“If we begin to surrender to ourselves — begin to drop the storyline and experience what all this messy stuff behind the storyline feels like — we begin to find bodhichitta, the tenderness that’s underneath all the harshness.” ~ Pema Chodron
The quotation above was one of the first I encountered when I first began studying dharma several years ago. I had heard a few teachers mention, “drop the storyline,” as advice for sitting with difficult emotions, and the well-crafted, pithy phrase stuck with me enough that I sought out the origins and discovered Pema Chodron, one of the most revered teachers and authors in the Shambhala Buddhist lineage. It’s good advice: the further away I’m able to move from the narratives I create and the closer I’m able to get to the pure, felt emotion of the moment, the better able I am to catch my mind from becoming ensnared in negative thoughts that threaten to spin out of control.
I’ve used this technique to realize that flashes of anger are actually hurt feelings, to realize that anxiety I assigned to specific circumstances was actually much more deeply rooted in my general experience. I’ve watched the quality of the feeling shift subtly from moment to moment until the hard knot that had formed in my chest loosened just enough to give me a felt sensation of the solidity of my narratives crumbling. And along with these realizations, a side benefit that often emerges organically is that I’m better able to handle these emotions, better able to accept them, ease out of the scope of their paralysis, and move along with my day. I’ve come to think of dropping the storyline as one of my most effective coping mechanisms.

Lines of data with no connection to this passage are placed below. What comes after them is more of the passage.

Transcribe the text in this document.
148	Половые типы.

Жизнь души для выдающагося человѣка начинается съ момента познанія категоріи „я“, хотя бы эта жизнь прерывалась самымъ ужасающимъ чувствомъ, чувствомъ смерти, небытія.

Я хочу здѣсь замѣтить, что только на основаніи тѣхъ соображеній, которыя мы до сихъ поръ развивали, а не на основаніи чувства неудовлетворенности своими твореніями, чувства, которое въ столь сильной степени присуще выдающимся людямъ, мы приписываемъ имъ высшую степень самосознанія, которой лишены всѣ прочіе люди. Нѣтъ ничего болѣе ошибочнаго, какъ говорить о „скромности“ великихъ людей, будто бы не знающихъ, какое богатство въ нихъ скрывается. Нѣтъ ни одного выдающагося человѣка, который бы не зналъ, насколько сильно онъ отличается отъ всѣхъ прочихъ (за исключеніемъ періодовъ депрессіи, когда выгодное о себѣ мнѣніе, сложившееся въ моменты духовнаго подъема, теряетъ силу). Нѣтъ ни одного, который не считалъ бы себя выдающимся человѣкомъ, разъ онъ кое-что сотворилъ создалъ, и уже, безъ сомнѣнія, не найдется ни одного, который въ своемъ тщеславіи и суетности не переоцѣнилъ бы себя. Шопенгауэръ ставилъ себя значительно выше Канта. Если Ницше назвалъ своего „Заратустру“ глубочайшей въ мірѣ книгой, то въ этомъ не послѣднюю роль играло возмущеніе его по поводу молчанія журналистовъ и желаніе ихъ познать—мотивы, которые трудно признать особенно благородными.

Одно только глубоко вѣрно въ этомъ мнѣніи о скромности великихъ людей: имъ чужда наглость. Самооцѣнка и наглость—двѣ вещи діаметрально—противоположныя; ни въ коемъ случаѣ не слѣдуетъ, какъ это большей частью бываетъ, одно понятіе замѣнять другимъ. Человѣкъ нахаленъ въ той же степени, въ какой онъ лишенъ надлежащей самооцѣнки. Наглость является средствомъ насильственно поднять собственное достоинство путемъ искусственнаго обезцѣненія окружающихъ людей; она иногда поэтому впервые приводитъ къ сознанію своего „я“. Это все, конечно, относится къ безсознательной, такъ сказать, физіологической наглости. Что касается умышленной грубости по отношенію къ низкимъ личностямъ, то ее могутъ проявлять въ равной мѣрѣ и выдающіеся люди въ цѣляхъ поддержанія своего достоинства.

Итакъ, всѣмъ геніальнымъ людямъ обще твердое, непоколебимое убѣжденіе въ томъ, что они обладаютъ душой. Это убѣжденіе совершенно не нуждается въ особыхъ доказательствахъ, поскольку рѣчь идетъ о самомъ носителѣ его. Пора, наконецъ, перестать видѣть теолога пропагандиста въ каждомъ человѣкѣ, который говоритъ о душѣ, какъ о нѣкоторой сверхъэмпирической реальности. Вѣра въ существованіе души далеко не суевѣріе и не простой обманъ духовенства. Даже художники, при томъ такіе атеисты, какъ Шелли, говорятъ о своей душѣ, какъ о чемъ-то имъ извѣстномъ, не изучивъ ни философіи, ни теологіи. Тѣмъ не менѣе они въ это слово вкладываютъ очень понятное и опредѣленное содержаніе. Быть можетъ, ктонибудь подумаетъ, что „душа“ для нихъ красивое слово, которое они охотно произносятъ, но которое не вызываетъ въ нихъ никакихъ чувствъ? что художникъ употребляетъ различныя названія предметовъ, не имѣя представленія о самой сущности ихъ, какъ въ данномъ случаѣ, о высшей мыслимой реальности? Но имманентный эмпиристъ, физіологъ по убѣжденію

However, in the throes of some particularly intense worry, I recently found myself impatient with my favorite little mantra, stay with with the icy, gnawing pin-pricks of mounting anxiety without catastrophizing projections to keep me company. Pulling down a volume of collected dharma excerpts from my bookshelf, I ran across the quotation above, reminding me of the fuller context of the phrase I’ve come to use as shorthand for “getting on with it,” and it occurred to me that in my appropriation of “drop the storyline” for quick fixes of discomfort, I’ve been skimming over, just barely touching in with the the richest part of this practice, the chance to access and actually spend time inhabiting “the tenderness that’s underneath all the harshness.”
It’s true that there’s unquestionable merit in merely stopping to breathe through discomfort long enough to watch it dissolve. But if I’m able to hang out in the space created in that experience of dismantling my narratives, there’s also a wealth of bittersweet vulnerability that can give little flickers of felt connection to the currents of discomfort/distress/pain/ suffering which is intrinsic to this human condition. It becomes possible have compassion for my own confusion and recognize the confusion fueling the actions of others as the same burden.
The expansiveness of this space has no perceptible boundaries or familiar ground, which is both terrifying and freeing. It’s hard to stay with such a sensation, much less welcome it. But then, if I hang out a bit longer, I can see that even the perceived terror and freedom are potent, extracts of storyline, that they too can be dropped, And what is left is just open space where I don’t need to label my experience. This space doesn’t bar my thoughts or narratives–it has enough room to accommodate them all. It’s just that here, I can watch them float by with gentle curiosity before they are absorbed back into the nothingness from which they came…at least until the phone rings or I look at the time or I start to daydream yet another imagined storyline.